As for his appetite for the grand occasion? Haaland was a model of brooding brilliance in the two league deciders against Arsenal, scoring second-half goals in both. Even if he was expertly shackled by Antonio Rudiger at the Bernabéu, his interplay with Kevin De Bruyne against Real Madrid at the Etihad was dazzling, an aesthetic high-water mark for English clubs in Europe. Guardiola should have few worries about his lethal marksman rising to the stakes against Manchester United, the would-be Treble saboteurs. The only cavil, perhaps, is that he has scored just one in his last six, a drought of Atacaman severity by his standards. But perhaps even genius deserves a week or two off.

Terrifyingly, Haaland is convinced he can still improve in every department, from his left foot to his build-up play. It is a belief that Guardiola, who prides himself on spotting faults invisible to all but the most obsessive perfectionists, would share. Not that they have had cause for much discord in their first year together. The closest they came to a tiff was when Haaland grumbled at being substituted after putting five past Leipzig, infuriated at being denied the chance of a double hat-trick.

These are what you might label first-world problems. But Haaland, in truth, occupies a world all his own. While Andrew Cole grumpily claimed that he “couldn’t give a f—” about his single-season goals record being beaten by Haaland, the reality is that such parallels flatter him.

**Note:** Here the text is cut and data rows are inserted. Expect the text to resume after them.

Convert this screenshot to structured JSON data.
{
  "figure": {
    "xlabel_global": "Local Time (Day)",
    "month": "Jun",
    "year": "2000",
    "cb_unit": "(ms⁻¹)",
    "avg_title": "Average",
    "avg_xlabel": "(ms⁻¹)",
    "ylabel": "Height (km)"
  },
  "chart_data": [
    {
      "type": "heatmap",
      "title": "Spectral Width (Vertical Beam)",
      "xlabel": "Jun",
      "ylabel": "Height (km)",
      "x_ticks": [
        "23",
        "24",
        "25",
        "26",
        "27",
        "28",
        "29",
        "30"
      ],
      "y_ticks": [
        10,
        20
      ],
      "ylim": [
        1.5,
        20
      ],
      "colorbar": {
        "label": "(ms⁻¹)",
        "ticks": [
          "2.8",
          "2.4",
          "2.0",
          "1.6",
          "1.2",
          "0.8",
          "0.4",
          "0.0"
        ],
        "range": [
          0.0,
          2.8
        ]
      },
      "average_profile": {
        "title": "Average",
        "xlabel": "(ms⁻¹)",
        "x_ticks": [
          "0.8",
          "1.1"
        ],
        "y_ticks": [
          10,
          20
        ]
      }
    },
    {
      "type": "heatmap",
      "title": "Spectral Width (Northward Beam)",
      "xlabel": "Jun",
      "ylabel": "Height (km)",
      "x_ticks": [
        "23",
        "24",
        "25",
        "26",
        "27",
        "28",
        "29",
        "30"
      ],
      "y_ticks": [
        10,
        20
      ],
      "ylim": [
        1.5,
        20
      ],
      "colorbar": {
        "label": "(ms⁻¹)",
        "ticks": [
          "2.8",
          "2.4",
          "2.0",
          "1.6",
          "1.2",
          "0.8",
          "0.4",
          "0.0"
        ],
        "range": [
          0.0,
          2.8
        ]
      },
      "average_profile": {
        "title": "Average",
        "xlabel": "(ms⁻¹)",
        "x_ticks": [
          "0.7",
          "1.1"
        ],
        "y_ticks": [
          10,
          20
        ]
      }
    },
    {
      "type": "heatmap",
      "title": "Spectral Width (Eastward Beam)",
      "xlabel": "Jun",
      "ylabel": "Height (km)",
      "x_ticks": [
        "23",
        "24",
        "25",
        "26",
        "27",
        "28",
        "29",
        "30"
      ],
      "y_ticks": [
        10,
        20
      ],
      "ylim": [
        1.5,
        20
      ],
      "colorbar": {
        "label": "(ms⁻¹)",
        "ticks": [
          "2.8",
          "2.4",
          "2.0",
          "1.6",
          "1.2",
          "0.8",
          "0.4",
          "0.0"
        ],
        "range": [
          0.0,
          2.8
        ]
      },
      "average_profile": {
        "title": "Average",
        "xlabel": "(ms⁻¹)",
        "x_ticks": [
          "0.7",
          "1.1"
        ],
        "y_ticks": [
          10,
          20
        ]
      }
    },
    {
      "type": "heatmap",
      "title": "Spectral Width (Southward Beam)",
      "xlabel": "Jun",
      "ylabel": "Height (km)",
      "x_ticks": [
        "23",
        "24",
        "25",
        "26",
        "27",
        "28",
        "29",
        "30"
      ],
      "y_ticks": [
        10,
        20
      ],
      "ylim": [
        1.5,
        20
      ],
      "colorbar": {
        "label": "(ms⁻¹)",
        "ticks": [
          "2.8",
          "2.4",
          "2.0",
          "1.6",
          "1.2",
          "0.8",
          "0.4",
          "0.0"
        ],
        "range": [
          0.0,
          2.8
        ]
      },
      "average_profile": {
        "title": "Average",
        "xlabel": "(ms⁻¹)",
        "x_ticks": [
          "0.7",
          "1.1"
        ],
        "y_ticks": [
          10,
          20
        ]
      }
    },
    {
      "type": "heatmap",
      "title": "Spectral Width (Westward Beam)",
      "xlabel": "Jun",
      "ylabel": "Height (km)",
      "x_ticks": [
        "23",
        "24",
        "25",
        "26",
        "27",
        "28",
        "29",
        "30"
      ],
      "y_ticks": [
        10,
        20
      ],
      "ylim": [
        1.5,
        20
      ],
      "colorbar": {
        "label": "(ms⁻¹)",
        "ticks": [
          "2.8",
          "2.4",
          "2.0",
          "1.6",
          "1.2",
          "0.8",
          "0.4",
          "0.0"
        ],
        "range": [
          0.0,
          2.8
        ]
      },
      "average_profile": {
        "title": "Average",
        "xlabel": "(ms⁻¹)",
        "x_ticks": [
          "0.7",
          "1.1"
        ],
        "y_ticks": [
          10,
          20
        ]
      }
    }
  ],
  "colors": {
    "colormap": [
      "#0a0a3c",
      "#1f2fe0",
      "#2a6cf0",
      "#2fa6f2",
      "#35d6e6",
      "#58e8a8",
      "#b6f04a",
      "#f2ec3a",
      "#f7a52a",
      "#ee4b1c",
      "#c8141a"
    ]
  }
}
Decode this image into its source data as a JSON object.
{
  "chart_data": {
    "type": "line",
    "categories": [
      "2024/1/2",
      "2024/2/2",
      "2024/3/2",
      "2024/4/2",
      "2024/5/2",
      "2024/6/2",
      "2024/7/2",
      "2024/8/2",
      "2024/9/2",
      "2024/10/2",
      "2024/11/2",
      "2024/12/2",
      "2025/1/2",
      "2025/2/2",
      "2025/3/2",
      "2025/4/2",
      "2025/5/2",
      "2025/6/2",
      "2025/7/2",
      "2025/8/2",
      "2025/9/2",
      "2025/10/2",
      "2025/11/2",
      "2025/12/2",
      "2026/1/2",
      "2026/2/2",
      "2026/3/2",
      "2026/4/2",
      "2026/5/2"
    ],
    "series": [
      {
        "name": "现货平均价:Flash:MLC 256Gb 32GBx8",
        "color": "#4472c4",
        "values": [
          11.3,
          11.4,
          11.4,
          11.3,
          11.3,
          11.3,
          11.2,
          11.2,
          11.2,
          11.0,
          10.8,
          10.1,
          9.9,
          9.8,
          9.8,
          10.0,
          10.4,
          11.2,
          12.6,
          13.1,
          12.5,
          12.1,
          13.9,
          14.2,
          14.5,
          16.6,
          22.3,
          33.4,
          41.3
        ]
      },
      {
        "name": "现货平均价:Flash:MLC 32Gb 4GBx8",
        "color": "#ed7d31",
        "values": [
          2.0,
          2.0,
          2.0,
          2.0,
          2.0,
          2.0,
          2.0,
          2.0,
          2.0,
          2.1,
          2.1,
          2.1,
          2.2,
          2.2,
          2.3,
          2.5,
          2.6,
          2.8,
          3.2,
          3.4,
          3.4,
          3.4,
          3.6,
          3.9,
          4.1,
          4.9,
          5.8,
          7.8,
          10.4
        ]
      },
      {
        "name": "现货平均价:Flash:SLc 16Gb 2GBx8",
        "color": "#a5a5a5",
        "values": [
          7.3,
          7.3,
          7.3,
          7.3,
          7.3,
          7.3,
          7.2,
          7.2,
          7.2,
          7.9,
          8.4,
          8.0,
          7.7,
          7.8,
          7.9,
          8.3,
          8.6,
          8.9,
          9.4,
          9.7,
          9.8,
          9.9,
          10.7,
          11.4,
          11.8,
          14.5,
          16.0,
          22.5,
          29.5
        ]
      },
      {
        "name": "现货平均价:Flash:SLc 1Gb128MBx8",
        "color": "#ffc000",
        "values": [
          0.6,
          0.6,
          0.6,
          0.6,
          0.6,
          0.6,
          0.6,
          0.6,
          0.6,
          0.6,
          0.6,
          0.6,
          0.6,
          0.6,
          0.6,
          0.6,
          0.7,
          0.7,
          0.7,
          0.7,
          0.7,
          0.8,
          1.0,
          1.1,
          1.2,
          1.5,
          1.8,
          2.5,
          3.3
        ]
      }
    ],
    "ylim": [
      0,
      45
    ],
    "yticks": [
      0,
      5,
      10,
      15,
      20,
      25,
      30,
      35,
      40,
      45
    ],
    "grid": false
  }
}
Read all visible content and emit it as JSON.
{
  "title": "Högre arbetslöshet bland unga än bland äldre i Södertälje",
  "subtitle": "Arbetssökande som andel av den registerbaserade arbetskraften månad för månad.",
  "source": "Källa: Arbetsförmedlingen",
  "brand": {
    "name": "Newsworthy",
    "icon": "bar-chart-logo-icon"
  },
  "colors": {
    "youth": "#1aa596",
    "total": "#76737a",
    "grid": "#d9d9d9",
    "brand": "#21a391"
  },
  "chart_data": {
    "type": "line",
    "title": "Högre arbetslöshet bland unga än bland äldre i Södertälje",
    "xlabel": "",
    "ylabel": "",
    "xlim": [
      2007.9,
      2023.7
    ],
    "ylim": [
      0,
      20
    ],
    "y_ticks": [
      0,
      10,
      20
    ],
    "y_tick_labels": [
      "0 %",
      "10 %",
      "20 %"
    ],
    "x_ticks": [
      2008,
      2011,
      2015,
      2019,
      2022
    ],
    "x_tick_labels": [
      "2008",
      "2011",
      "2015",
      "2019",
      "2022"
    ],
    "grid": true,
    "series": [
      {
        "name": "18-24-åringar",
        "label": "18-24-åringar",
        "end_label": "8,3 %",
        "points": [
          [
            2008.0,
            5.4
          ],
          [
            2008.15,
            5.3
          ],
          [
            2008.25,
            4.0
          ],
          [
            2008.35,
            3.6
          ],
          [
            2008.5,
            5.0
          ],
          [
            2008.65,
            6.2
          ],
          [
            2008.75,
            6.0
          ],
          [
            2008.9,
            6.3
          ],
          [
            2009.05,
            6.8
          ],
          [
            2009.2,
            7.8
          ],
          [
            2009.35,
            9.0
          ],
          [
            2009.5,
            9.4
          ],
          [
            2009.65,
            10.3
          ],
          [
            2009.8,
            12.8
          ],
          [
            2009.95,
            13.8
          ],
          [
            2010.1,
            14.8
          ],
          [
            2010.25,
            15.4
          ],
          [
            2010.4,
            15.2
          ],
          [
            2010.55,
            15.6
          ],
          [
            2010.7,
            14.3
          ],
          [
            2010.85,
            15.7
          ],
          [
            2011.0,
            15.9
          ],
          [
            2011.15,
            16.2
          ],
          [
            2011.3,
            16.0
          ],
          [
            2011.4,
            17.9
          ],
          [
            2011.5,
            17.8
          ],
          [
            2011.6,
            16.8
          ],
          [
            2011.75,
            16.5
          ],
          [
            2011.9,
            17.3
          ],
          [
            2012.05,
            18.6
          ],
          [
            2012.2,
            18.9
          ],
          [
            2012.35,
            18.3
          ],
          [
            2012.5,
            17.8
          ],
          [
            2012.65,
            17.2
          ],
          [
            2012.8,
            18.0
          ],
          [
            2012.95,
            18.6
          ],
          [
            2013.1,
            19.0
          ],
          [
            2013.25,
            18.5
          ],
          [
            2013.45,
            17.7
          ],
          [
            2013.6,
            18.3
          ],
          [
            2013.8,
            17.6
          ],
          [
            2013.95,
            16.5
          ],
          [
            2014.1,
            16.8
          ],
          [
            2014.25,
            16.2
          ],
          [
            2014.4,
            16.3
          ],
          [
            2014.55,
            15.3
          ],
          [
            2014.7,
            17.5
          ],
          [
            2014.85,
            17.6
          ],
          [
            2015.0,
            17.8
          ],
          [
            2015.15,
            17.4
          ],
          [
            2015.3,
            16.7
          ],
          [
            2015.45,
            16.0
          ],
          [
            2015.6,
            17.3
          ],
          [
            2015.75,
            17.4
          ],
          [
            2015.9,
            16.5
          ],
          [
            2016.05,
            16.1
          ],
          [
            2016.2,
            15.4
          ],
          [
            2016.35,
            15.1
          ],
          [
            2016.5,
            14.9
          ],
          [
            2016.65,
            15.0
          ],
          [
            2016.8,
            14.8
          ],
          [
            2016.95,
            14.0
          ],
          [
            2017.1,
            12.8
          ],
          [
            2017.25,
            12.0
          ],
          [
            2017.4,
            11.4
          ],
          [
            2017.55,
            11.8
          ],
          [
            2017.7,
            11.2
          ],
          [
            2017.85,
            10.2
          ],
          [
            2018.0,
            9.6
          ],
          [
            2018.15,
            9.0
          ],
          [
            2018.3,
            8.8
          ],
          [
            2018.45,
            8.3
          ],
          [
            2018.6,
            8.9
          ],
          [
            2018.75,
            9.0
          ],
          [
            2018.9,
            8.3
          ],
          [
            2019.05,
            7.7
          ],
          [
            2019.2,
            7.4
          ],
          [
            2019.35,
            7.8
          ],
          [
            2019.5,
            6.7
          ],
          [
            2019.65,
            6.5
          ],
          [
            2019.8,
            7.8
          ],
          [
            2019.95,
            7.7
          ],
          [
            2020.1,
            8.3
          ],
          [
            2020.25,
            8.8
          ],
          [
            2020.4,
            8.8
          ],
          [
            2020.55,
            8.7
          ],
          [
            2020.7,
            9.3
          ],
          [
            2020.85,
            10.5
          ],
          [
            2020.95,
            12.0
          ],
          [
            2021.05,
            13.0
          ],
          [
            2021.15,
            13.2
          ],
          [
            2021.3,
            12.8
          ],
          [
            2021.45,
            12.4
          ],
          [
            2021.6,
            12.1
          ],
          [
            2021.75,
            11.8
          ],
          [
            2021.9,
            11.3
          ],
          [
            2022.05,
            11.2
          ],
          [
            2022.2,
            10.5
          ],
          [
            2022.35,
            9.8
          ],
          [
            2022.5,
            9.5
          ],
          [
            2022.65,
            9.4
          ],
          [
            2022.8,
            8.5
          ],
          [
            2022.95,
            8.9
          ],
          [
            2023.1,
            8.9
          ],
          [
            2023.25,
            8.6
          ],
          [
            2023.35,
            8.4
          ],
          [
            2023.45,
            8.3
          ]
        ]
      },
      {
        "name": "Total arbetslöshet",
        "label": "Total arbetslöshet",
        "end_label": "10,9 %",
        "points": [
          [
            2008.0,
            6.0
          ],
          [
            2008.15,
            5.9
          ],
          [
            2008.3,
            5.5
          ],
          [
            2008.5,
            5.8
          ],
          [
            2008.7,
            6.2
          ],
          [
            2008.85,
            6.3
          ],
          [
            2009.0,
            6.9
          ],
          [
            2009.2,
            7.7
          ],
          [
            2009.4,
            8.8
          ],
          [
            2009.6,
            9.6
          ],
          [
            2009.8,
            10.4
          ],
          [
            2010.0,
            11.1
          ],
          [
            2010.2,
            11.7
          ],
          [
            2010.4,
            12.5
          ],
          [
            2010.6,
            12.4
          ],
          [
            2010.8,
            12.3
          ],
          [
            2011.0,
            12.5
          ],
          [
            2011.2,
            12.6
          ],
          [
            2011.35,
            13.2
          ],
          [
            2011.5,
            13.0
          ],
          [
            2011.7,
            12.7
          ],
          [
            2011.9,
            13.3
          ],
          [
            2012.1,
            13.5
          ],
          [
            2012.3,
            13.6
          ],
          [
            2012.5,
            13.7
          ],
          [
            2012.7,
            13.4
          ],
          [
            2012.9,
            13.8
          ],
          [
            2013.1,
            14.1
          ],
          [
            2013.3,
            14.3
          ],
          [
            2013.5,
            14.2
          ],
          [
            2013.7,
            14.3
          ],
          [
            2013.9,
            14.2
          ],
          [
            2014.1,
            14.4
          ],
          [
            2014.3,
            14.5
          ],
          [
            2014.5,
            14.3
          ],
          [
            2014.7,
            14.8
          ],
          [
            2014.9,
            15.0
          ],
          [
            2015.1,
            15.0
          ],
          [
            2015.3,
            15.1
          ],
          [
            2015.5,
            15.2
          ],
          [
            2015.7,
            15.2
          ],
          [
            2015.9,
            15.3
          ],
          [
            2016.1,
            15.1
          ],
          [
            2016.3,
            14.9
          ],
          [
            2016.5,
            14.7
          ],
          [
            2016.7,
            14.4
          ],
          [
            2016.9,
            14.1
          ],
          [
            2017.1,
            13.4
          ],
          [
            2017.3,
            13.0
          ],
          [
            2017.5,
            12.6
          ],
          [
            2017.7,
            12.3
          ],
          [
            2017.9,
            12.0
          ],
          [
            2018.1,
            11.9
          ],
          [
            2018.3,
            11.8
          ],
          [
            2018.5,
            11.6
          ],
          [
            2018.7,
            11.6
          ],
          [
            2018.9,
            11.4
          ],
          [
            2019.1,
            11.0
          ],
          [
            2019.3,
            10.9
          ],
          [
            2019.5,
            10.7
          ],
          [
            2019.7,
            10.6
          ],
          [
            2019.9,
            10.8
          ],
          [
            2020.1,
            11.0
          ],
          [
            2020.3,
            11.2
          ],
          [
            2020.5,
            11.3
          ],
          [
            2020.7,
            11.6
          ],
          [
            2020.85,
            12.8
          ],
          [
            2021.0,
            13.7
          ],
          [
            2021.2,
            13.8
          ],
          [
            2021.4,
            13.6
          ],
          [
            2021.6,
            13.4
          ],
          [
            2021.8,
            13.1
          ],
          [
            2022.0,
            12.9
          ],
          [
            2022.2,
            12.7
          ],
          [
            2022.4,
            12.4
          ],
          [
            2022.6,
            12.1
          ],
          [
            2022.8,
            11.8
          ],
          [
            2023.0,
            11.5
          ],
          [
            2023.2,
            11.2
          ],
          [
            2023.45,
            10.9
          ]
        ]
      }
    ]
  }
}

True, Cole was magnificent for Newcastle in 1993/94, his first full top-flight campaign, scoring 41 in all competitions despite not being the team’s designated penalty-taker. Haaland, though, belongs in a separate category with 52, including 12 in Europe alone. Those dozen Champions League goals for City, with the final to come, have been surpassed over one season only by Messi, Ronaldo, Karim Benzema and Robert Lewandowski. Narrow the frame of reference to England, and he is without a peer.

It is a vertiginous trajectory that he is taking. But Haaland has the perspective to recognise that his absurd goal tallies are little more than ego trips without the trophies to match. He acknowledged this week that the prioritising of the Champions League, for what would be the first such title in City’s history, was the primary reason why the club bought him. For now, he must avoid surveying that horizon too closely. An FA Cup final against United is too precarious, too fraught with jeopardy, to be treated as a mere staging post. Haaland, self-evidently, is ready. Never mind being born ready, this incomparable talent was ready as an embryo. Today, one month shy of his 23rd birthday, he must apply the finishing touches to his conquest of the English game.